In Sharon’s view, it is absolutely vital that the Palestinian issue not be allowed to erode Israel’s ties with Washington.

Of course, there will be tactical maneuvering by both prime ministers, but their meetings with President Bush should be understood in a wider strategic context.

Abbas reportedly will highlight two key issues in his White House meeting on Friday: getting more Palestinian prisoners released and stopping construction of the security fence. He will argue that if Israel is really serious about turning over a new leaf, it should release all Palestinian prisoners, even those with “blood on their hands” — i.e., those involved in terror attacks.

In a recent interview with Israel Radio, Hisham Abdel Razek, the P.A. minister in charge of prisoner affairs, argued that even terrorists who had taken Israeli lives should be seen “as soldiers in a war of liberation,” and released in an Israeli gesture.

On the security fence, the Palestinians have noted the recent sharp differences between Israel and the United States. Israeli officials believe Abbas hopes to use the issue to drive a wedge between Israel and the United States and get the Bush administration to pressure Israel to stop building it, on the grounds that it takes in large swathes of the West Bank and thus prejudges a final territorial accommodation.

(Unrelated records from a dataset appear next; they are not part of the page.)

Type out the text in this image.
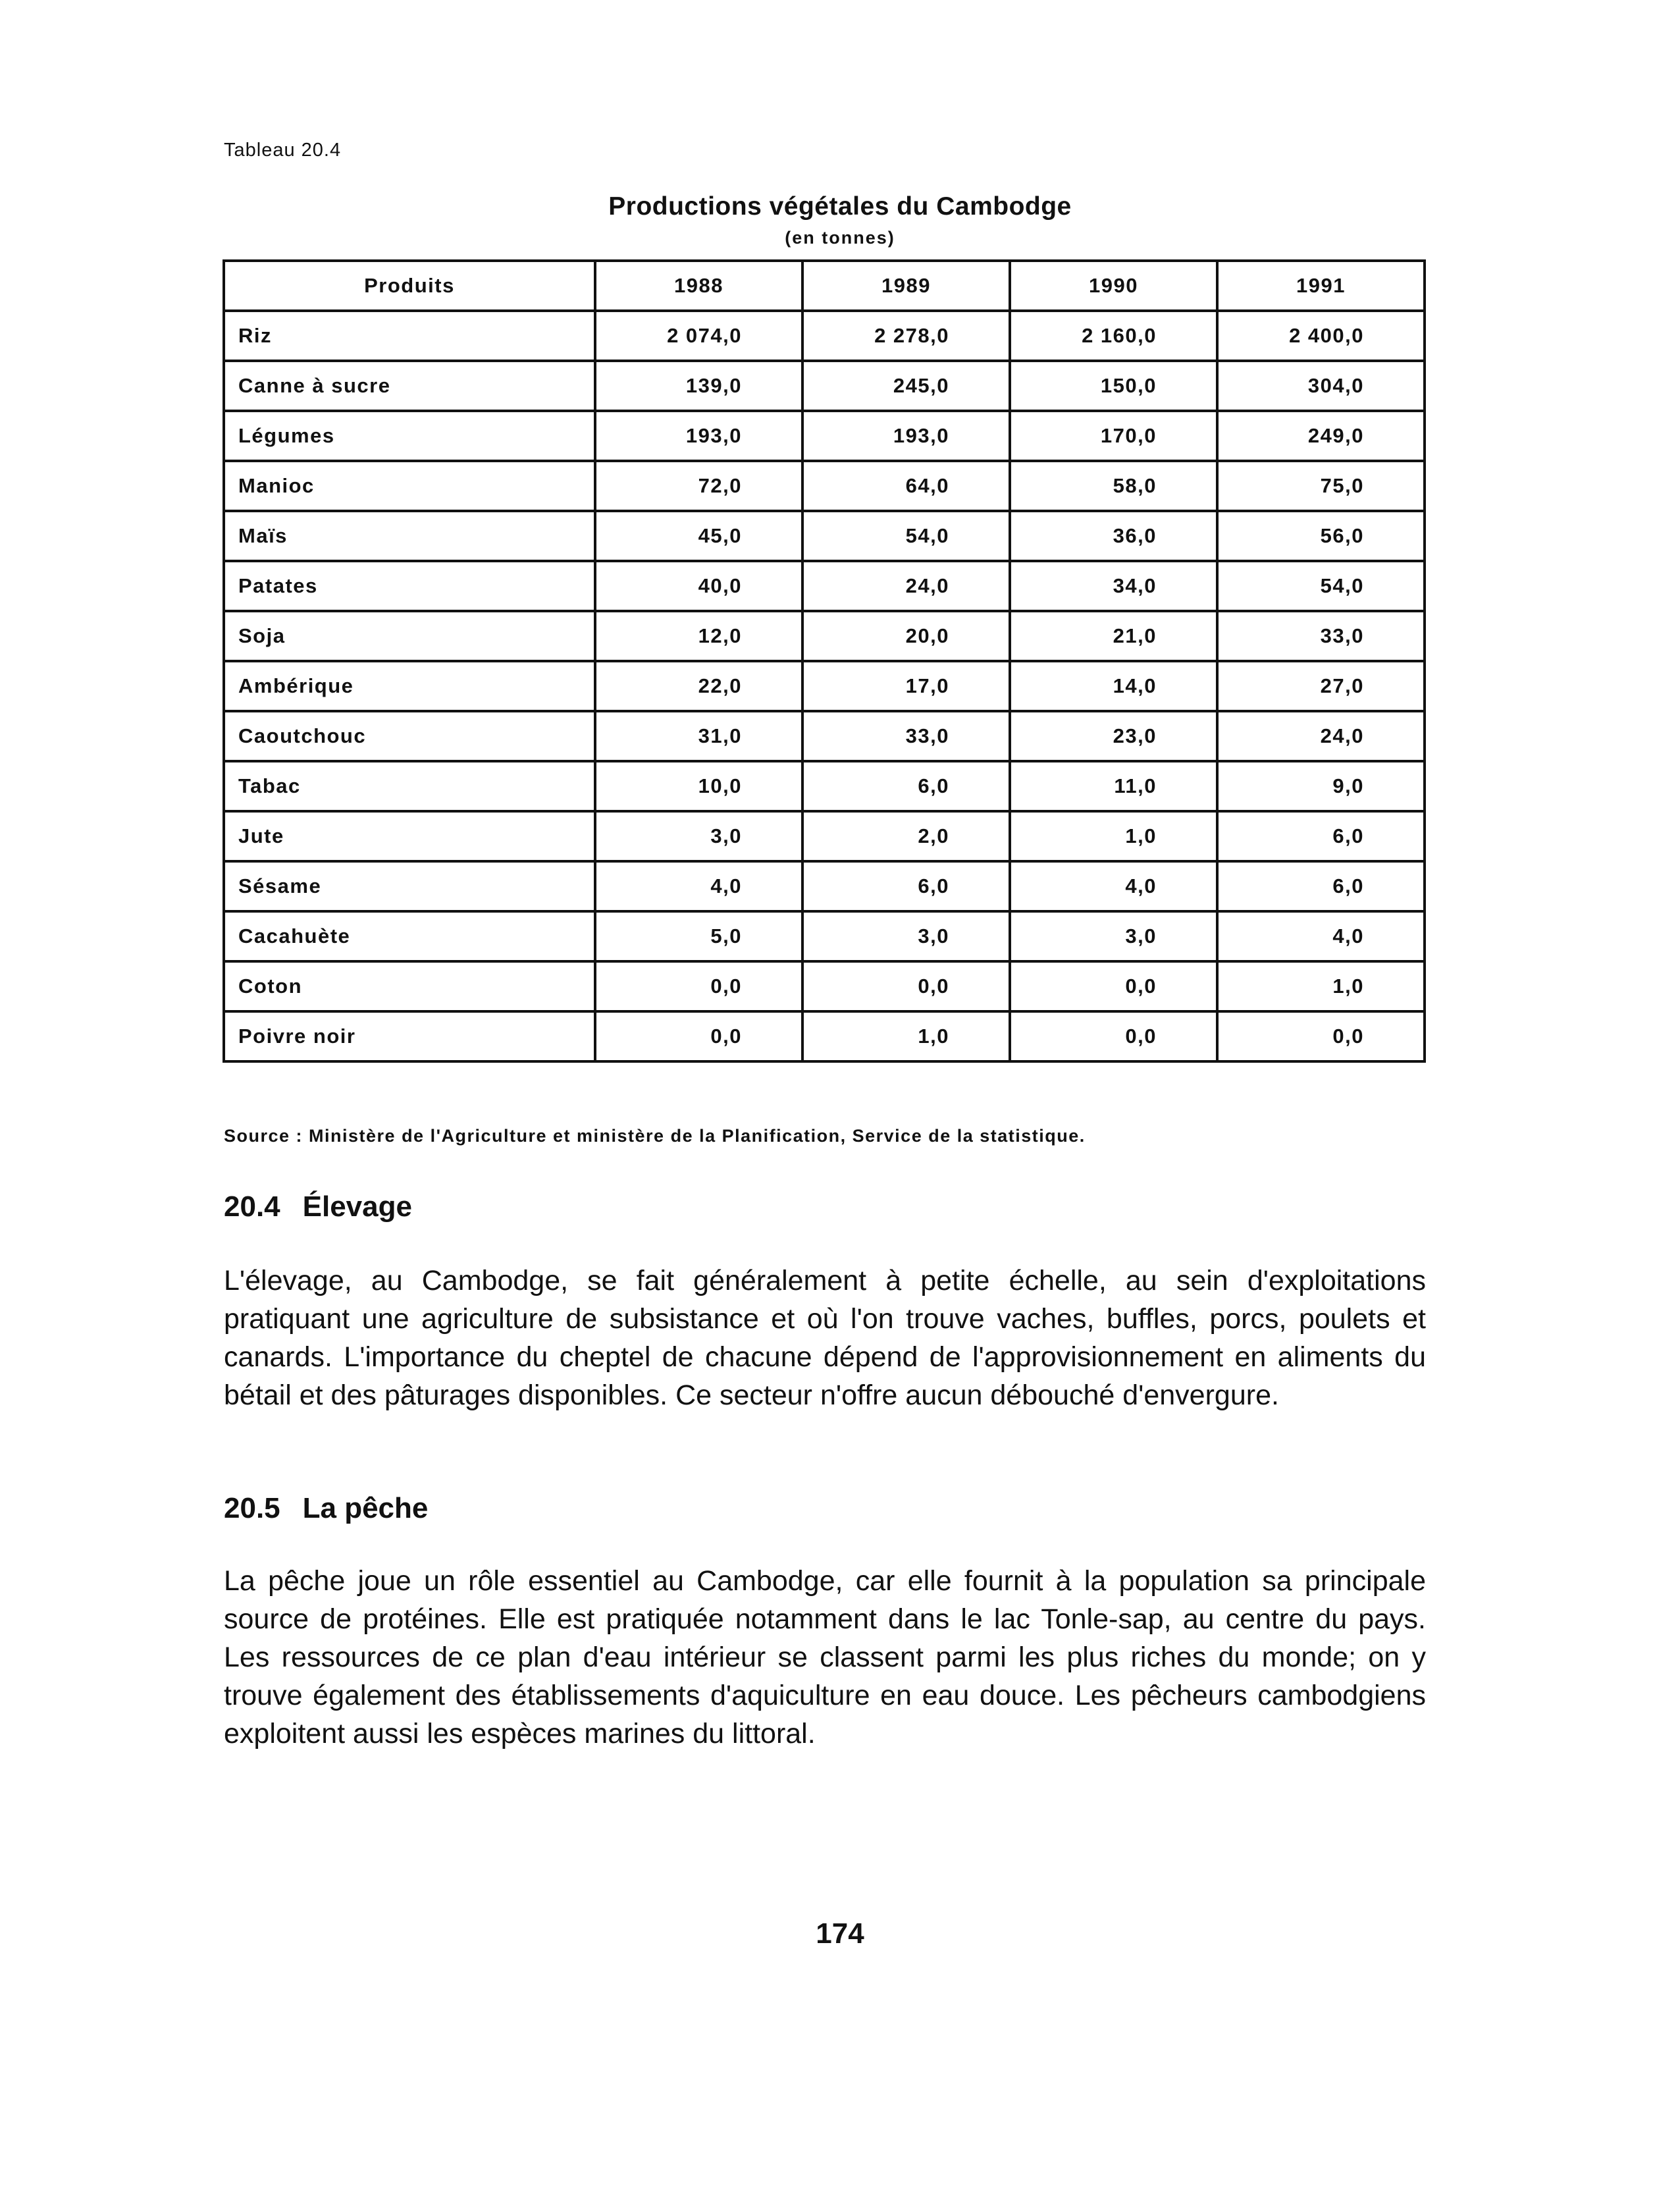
Tableau 20.4
Productions végétales du Cambodge
(en tonnes)
Produits	1988	1989	1990	1991
Riz	2 074,0	2 278,0	2 160,0	2 400,0
Canne à sucre	139,0	245,0	150,0	304,0
Légumes	193,0	193,0	170,0	249,0
Manioc	72,0	64,0	58,0	75,0
Maïs	45,0	54,0	36,0	56,0
Patates	40,0	24,0	34,0	54,0
Soja	12,0	20,0	21,0	33,0
Ambérique	22,0	17,0	14,0	27,0
Caoutchouc	31,0	33,0	23,0	24,0
Tabac	10,0	6,0	11,0	9,0
Jute	3,0	2,0	1,0	6,0
Sésame	4,0	6,0	4,0	6,0
Cacahuète	5,0	3,0	3,0	4,0
Coton	0,0	0,0	0,0	1,0
Poivre noir	0,0	1,0	0,0	0,0
Source : Ministère de l'Agriculture et ministère de la Planification, Service de la statistique.
20.4 Élevage
L'élevage, au Cambodge, se fait généralement à petite échelle, au sein d'exploitations pratiquant une agriculture de subsistance et où l'on trouve vaches, buffles, porcs, poulets et canards. L'importance du cheptel de chacune dépend de l'approvisionnement en aliments du bétail et des pâturages disponibles. Ce secteur n'offre aucun débouché d'envergure.
20.5 La pêche
La pêche joue un rôle essentiel au Cambodge, car elle fournit à la population sa principale source de protéines. Elle est pratiquée notamment dans le lac Tonle-sap, au centre du pays. Les ressources de ce plan d'eau intérieur se classent parmi les plus riches du monde; on y trouve également des établissements d'aquiculture en eau douce. Les pêcheurs cambodgiens exploitent aussi les espèces marines du littoral.
174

Abbas also reportedly will urge Bush to pressure Sharon to put more West Bank cities under Palestinian security control. He argues that unless he has real achievements to show the Palestinian people, his shaky position as prime minister in P.A. President Yasser Arafat’s shadow will be further weakened.

Indeed, Abbas hopes his high-profile meeting with Bush will itself give him more standing and credibility on the Palestinian street, especially since Bush has refused to meet with Arafat because of Arafat’s alleged ties to terrorism.

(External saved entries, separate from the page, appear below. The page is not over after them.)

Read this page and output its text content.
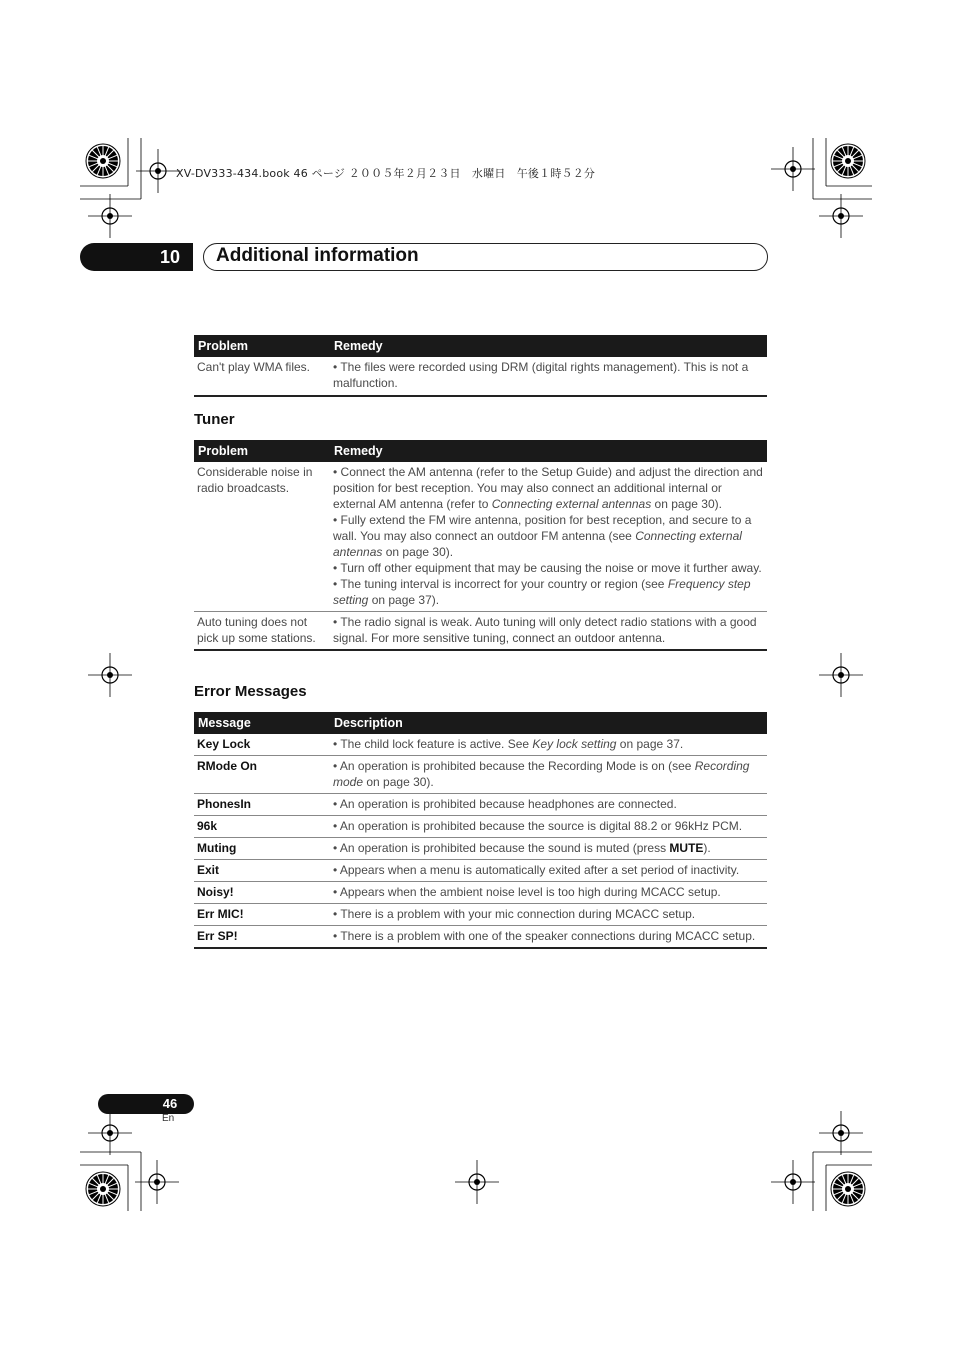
XV-DV333-434.book 46 ページ ２００５年２月２３日　水曜日　午後１時５２分
10	Additional information
Problem	Remedy
Can't play WMA files.	• The files were recorded using DRM (digital rights management). This is not a malfunction.
Tuner
Problem	Remedy
Considerable noise in radio broadcasts.	• Connect the AM antenna (refer to the Setup Guide) and adjust the direction and position for best reception. You may also connect an additional internal or external AM antenna (refer to Connecting external antennas on page 30).
• Fully extend the FM wire antenna, position for best reception, and secure to a wall. You may also connect an outdoor FM antenna (see Connecting external antennas on page 30).
• Turn off other equipment that may be causing the noise or move it further away.
• The tuning interval is incorrect for your country or region (see Frequency step setting on page 37).
Auto tuning does not pick up some stations.	• The radio signal is weak. Auto tuning will only detect radio stations with a good signal. For more sensitive tuning, connect an outdoor antenna.
Error Messages
Message	Description
Key Lock	• The child lock feature is active. See Key lock setting on page 37.
RMode On	• An operation is prohibited because the Recording Mode is on (see Recording mode on page 30).
PhonesIn	• An operation is prohibited because headphones are connected.
96k	• An operation is prohibited because the source is digital 88.2 or 96kHz PCM.
Muting	• An operation is prohibited because the sound is muted (press MUTE).
Exit	• Appears when a menu is automatically exited after a set period of inactivity.
Noisy!	• Appears when the ambient noise level is too high during MCACC setup.
Err MIC!	• There is a problem with your mic connection during MCACC setup.
Err SP!	• There is a problem with one of the speaker connections during MCACC setup.
46
En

Abbas also apparently intends to use his American sojourn to win support in Congress, the media and the American Jewish community, and has scheduled meetings with key figures in all three groups.

According to aides, Sharon’s main goal will be to convince Bush that the Palestinians must be held to their commitments in the fight against terror. Sharon, they say, will suggest linking further prisoner releases to Palestinian dismantling of militia groups and the collection of illegal weapons.

Sharon will point out that two months have elapsed since the road map was launched at a summit in Aqaba, Jordan in early June. During that time the Palestinians have not taken serious action against Hamas or Islamic Jihad, and Israeli intelligence sources say the terrorist groups continue to arm themselves under cover of the cease-fire. It is time for the Palestinians to act, Sharon will insist.

Sharon hopes to deflect American pressure on Israel by releasing a large group of prisoners and dismantling more illegal West Bank settlement outposts before his meeting with Bush.

As for the fence, Sharon will repeat what he told British Prime Minister Tony Blair last week: “I am a simple farmer, and I tell you plainly the fence is only a security obstacle to stop suicide bombers, and not in any way a political border.”

Even before the Bush meeting, the prisoner issue is the hottest, and it dominated Sunday’s meeting between Sharon and Abbas in Jerusalem. Sharon agreed to Palestinian demands to set up a joint Israeli-Palestinian team to agree on a list of prisoners to be released.

Though the terrorist groups have made the prisoner release a condition of their cease-fire, it is not one of Israel’s obligations under the road map. However, Israeli officials believe that releasing prisoners may help Abbas’ public stature.

Out of sensitivity to the pressures on Abbas, Sharon has agreed to release some detainees who are members of Hamas and Islamic Jihad. In deference to Israeli public sentiment, however, he is refusing to release prisoners with blood on their hands.

The ensuing exchange between Sharon and Abbas at their meeting early this week highlighted the perennial Israeli-Palestinian dilemma: Who goes first?

Abbas told Sharon that if he released more prisoners, the Palestinian Authority would find it easier to move against the armed militia groups. Sharon retorted that if the Palestinians moved against the militia groups, Israel would find it easier to release more prisoners.

That’s the kind of conundrum President Bush will be trying to solve when he meets with the two leaders.